CrimProf Blog

Editor: Kevin Cole
Univ. of San Diego School of Law

Tuesday, February 2, 2016

Lamparello & Swann on Refusing Consent to a Warrantless Blood Test

Adam Lamparello and Cynthia G Swann (Indiana Tech - Law School and Indiana Tech - Law School) have posted Birchfield v. North Dakota: Why the United States Supreme Court Should Rely on Riley v. California to Hold that Criminalizing a Suspect's Refusal to Consent to a Warrantless Blood Test Violates the Fourth Amendment on SSRN. Here is the abstract:

Although the interest in deterring drunk driving and protecting the public cannot be overstated, the importance of protecting privacy rights is far too often understated. In an era where technological advancements enable law enforcement to investigate criminal activity in a manner the Founders could not possibly foresee, few would doubt that the benefits of technology also bring grave threats to individual and collective liberty. However, as courts struggle to balance privacy rights with the investigatory powers that new technology enables, they must not overlook the more conventional threats to privacy, as present in Birchfield, that often lurk under the Fourth Amendment radar. States cannot – and should not – be allowed to weaken privacy protections through laws, such as N.D.C.C. §§39-20-1 and 39-08-01, compelling motorists, under threat of criminal prosecution, to consent to warrantless blood tests that, at least in some cases, are neither necessary nor reasonable.

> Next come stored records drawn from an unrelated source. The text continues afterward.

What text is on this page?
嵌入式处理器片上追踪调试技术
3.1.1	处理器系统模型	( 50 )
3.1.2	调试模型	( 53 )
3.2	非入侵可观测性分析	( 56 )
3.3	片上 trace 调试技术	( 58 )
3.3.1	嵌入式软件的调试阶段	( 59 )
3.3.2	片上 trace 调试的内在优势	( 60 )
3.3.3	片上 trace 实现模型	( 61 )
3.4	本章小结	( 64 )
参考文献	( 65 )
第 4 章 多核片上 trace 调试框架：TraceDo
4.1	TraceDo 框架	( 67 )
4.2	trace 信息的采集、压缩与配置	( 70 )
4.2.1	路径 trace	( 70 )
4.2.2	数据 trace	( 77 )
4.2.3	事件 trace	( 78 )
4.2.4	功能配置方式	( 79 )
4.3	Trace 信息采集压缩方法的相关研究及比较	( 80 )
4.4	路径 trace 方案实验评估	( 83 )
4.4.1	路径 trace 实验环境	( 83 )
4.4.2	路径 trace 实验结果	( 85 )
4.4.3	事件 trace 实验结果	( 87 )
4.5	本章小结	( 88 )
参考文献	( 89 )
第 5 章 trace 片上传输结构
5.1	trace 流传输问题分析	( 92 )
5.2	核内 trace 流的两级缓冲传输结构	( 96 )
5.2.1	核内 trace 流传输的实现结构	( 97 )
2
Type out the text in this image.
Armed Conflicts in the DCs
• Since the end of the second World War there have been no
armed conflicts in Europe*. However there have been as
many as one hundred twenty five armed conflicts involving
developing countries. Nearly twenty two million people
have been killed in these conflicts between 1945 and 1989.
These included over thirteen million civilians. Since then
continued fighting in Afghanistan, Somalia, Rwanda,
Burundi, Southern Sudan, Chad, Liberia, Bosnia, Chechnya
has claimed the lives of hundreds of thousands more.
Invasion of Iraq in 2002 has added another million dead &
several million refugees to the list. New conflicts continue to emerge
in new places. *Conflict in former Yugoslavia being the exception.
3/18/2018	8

If N.D.C.C. §§39-20-1 and 39-08-01 are upheld, the Court will send a message that states can circumvent the Fourth Amendment with legislation that admittedly achieves worthy policy objectives, yet does so at the expense of core constitutional protections. In Riley, the Court’s decision recognized this fact, and implicit in its holding was the admonition that the objective of serving the public good, such as by deterring drunk driving, must not be achieved through procedures that make the public less free and the Constitution less relevant.